Pero lo más explosivo es lo que habría sobre la mesa de negociación: un soborno de más de 5 millones de dólares, supuestamente a repartir entre un grupo reducido de participantes. El acuerdo implicaría no solo el vaciamiento de la empresa, sino también una traición abierta a los empleados por parte de quienes deberían estar defendiendo sus puestos de trabajo.
Según estas mismas fuentes, empresarios y sindicalistas coinciden en que el contexto social —marcado por la apatía, el desgaste y la falta de reacción colectiva— les permitiría ejecutar la maniobra con escaso costo político o social.

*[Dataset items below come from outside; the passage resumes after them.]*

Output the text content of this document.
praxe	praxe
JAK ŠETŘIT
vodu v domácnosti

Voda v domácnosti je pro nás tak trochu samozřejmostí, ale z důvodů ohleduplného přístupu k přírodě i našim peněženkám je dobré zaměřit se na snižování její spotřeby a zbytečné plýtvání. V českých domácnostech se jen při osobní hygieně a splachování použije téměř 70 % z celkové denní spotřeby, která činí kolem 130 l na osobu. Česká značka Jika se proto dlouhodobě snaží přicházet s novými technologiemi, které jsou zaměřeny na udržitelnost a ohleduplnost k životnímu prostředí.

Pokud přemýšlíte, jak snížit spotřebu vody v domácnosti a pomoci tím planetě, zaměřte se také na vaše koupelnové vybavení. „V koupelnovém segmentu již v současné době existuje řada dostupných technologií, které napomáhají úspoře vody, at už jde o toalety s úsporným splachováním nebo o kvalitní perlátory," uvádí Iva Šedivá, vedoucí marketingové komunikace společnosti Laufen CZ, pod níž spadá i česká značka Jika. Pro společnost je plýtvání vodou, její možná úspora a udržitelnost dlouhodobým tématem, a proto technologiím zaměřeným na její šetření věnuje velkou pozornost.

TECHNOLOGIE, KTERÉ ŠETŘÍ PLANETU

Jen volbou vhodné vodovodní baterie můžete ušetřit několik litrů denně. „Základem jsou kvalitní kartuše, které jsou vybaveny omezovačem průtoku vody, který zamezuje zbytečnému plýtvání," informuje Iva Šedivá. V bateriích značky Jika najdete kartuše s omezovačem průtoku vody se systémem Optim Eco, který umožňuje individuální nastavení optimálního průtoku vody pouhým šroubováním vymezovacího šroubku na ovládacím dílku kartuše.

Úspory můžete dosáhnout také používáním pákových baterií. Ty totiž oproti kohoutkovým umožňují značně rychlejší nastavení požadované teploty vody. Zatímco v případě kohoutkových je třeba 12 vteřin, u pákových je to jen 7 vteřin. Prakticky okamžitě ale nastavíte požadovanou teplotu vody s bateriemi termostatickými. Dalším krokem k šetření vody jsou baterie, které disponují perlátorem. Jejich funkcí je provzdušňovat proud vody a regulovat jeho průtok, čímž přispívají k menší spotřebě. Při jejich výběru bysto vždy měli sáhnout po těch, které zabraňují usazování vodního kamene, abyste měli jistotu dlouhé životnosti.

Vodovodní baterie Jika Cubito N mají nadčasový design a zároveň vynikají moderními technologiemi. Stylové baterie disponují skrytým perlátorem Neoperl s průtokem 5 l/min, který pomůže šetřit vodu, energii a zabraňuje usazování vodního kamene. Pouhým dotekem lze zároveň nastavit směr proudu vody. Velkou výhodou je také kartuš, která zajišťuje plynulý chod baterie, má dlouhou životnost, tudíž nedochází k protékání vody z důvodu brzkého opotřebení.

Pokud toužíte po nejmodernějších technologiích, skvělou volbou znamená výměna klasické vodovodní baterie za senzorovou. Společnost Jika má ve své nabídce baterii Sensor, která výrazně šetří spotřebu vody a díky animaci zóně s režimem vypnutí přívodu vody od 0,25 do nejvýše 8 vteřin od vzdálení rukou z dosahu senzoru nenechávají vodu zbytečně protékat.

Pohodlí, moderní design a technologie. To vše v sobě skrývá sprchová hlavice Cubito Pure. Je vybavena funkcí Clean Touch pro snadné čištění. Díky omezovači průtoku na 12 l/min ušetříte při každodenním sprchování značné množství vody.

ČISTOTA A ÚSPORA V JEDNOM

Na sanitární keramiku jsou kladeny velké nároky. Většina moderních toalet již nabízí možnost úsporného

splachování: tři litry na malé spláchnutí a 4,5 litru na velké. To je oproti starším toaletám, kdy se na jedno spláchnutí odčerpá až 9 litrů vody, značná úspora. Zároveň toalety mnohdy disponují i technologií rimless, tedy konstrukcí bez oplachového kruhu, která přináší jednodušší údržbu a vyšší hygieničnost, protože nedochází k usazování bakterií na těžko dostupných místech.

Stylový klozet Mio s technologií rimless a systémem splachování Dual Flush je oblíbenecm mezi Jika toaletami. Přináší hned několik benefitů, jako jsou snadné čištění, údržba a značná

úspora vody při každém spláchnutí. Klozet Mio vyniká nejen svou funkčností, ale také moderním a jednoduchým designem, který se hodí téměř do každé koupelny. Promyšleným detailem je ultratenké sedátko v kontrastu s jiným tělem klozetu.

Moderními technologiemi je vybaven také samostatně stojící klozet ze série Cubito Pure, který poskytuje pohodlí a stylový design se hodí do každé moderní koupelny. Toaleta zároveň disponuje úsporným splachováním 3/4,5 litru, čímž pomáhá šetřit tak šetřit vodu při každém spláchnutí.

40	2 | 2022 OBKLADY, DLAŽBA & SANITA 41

En palabras de uno de los informantes: “Saben que nadie va a salir a la calle. Los trabajadores están cansados, desilusionados, y ellos aprovechan”.
Este pacto tácito entre el poder económico y ciertos sectores sindicales desnuda una lógica perversa: sacrificar a más de mil familias para cerrar un acuerdo sucio, blindado por el silencio y la complicidad. Todo, bajo la excusa de una crisis que, en realidad, ya estaba orquestada desde las alturas.